Authentic and charming touches include Harry’s wonderment at the wizarding world and all it contains, Aunt Petunia’s simpering at Dudley and Quidditch. While I am not a huge fan of Quidditch, I would much rather watch it than have to read about it. As Sorcerer’s Stone is an introduction to Harry’s magical world, it may as well be complete as possible. Sure, Harry’s a bit one note “wow” through the whole film, but then again, he’s a lot like that in the book as well. The movie is sugary, bright, and sweet. The acting from the kids is not fantastic (Emma Watson stands out a bit here in a good way), but it is a bit earnest and sincere in its efforts.

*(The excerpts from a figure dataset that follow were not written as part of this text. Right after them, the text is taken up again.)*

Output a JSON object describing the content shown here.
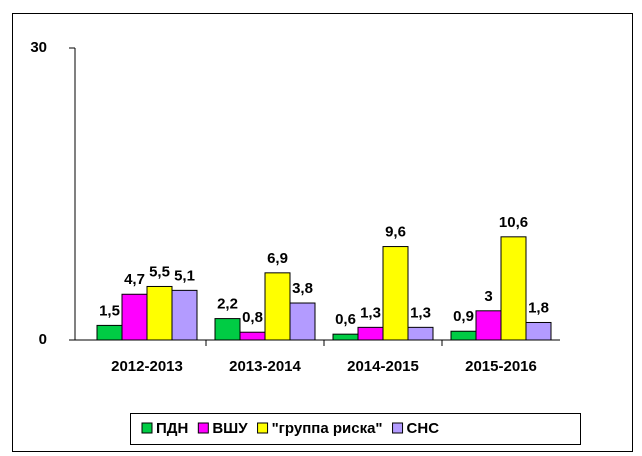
{
  "chart_data": {
    "type": "bar",
    "categories": [
      "2012-2013",
      "2013-2014",
      "2014-2015",
      "2015-2016"
    ],
    "series": [
      {
        "name": "ПДН",
        "color": "#00cc44",
        "values": [
          1.5,
          2.2,
          0.6,
          0.9
        ],
        "value_labels": [
          "1,5",
          "2,2",
          "0,6",
          "0,9"
        ]
      },
      {
        "name": "ВШУ",
        "color": "#ff00ff",
        "values": [
          4.7,
          0.8,
          1.3,
          3
        ],
        "value_labels": [
          "4,7",
          "0,8",
          "1,3",
          "3"
        ]
      },
      {
        "name": "\"группа риска\"",
        "color": "#ffff00",
        "values": [
          5.5,
          6.9,
          9.6,
          10.6
        ],
        "value_labels": [
          "5,5",
          "6,9",
          "9,6",
          "10,6"
        ]
      },
      {
        "name": "СНС",
        "color": "#b39bff",
        "values": [
          5.1,
          3.8,
          1.3,
          1.8
        ],
        "value_labels": [
          "5,1",
          "3,8",
          "1,3",
          "1,8"
        ]
      }
    ],
    "ylim": [
      0,
      30
    ],
    "yticks": [
      0,
      30
    ],
    "grid": false
  }
}
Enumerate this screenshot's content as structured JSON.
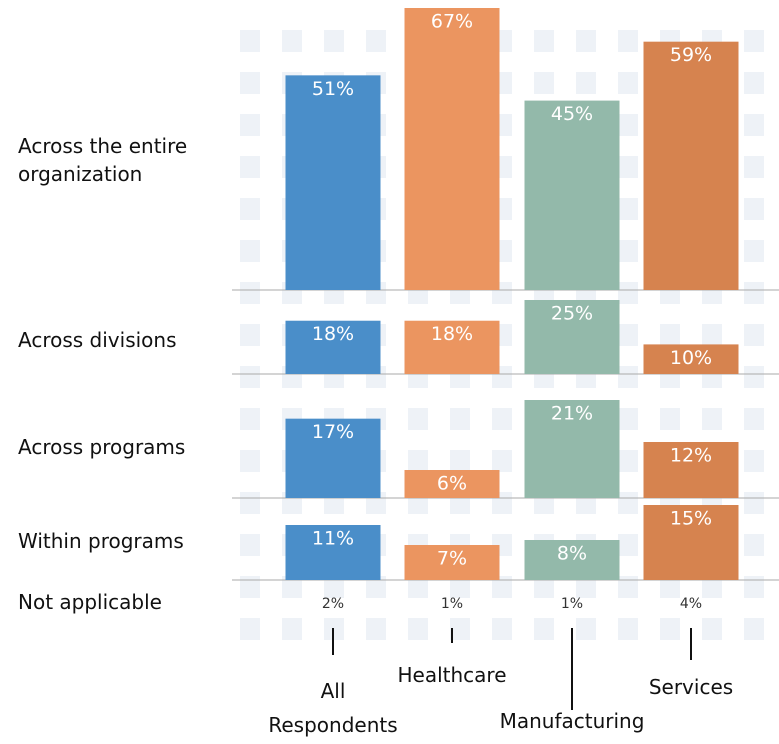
{
  "chart_data": {
    "type": "panel-bar",
    "categories": [
      "Across the entire organization",
      "Across divisions",
      "Across programs",
      "Within programs",
      "Not applicable"
    ],
    "series": [
      {
        "name": "All Respondents",
        "color": "#4a8ec9",
        "values": [
          51,
          18,
          17,
          11,
          2
        ],
        "value_labels": [
          "51%",
          "18%",
          "17%",
          "11%",
          "2%"
        ]
      },
      {
        "name": "Healthcare",
        "color": "#eb9560",
        "values": [
          67,
          18,
          6,
          7,
          1
        ],
        "value_labels": [
          "67%",
          "18%",
          "6%",
          "7%",
          "1%"
        ]
      },
      {
        "name": "Manufacturing",
        "color": "#93b9aa",
        "values": [
          45,
          25,
          21,
          8,
          1
        ],
        "value_labels": [
          "45%",
          "25%",
          "21%",
          "8%",
          "1%"
        ]
      },
      {
        "name": "Services",
        "color": "#d6834f",
        "values": [
          59,
          10,
          12,
          15,
          4
        ],
        "value_labels": [
          "59%",
          "10%",
          "12%",
          "15%",
          "4%"
        ]
      }
    ]
  }
}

The adults are delightful in this outing, from Richard Harris as Dumbledore (a bit too understated) to slick and sneering Alan Rickman (Snape), to Dame Maggie Smith (McGonagall).


Like every movie, it’s going to leave things out and stress some of the wrong things. Cutting out the tasks at the end wouldn’t have been where I made the major hacks (it shows the trio working as a team! That’s important!) but it could have been worse. One thing the movie did do right is how Professor Quirrell never touches Harry’s hand before the end of the movie. Personally, I just want to know where Voldemort took over doing half-head duty on Quirrell, because if it’s not between the time he saw Harry at the Leaky Cauldron and the first part of school, then there’s something critically flawed in the book. Of course, this is not really a new observation of mine, this has always bothered me, and it just bothers me when I watch Sorcerer’s Stone.


I’ll admit, when I want a movie that I can fall asleep safely to in a tired haze (because I know what’s going to happen), or am particularly holed up and not feeling well, I reach for Harry Potter and the Sorcerer’s Stone. That’s not to say the movie is dull (though it probably could be tightened up here and there), it’s just there’s no face mashed up against open book discomfort in falling asleep and I don’t feel like I’ve critically missed anything after the several dozen viewings. The only thing that could surpass the experience for absolute laziness on this? The audio book. While this may sound like a horrible recommendation for the movie – it isn’t. It’s a kid’s movie, and a decent enough blanket to curl up with. Flaws aside, Sorcerer’s Stone isn’t as bad as everyone says it is.

But wouldn’t it be better if years from now someone like the BBC revisited the whole series? You know what I’m saying.